The title of this performance hints at the self-reflective complexities about to take place. The audience being offered a drink by the performers on their way into the auditorium confirmed it, and Michael Pinchbeck's acknowledgment of actors and audience made it a certainty. This is a show about a show of a show.
The concept is to reenact moments from the post-show party of an amateur operatic and dramatic society production of The Sound of Music from 1970 in which Pinchbeck's parents first met. Pinchbeck is joined in the performance by his parents creating a complex mix of the here and now, the then and there and times before, in between and after.
Pinchbeck plays with the notions of time and place and amateur and professional in an energetic performance in which father and son act out conceptual representations of the sixteen songs from The Sound of Music. These representations consist of both performers moving small wooden stools around the stage from one demarcated square to another, often in symmetry and in time with the song which plays in the background. Past and present frequently overlap. During the reenactment of 'Do-Re-Mi', the lyrics are swapped for the thoughts of Pinchbeck senior as he wonders whether to offer a lift home to his future wife Vivienne.

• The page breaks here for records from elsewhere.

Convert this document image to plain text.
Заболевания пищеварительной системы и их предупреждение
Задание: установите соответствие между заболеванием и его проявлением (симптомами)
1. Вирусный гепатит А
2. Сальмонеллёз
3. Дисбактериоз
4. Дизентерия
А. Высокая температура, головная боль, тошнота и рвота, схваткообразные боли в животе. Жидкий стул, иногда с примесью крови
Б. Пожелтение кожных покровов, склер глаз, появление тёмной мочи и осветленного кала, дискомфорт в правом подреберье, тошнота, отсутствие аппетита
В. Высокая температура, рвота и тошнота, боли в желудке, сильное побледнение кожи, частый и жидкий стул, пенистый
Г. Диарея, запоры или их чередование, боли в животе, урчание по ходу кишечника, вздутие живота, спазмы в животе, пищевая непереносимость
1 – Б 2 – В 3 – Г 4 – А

This is a complex production with many performances taking place in the same show, but complex becomes confusing as time, place, character, song and stool blur into one. For all Pinchbeck junior's ingenuity, matched by his father's energetic exuberance, the conceptualisations appear at times unhinged from any central thesis. Ultimately, perhaps this show speaks of itself too often, in too many languages to be fully understood.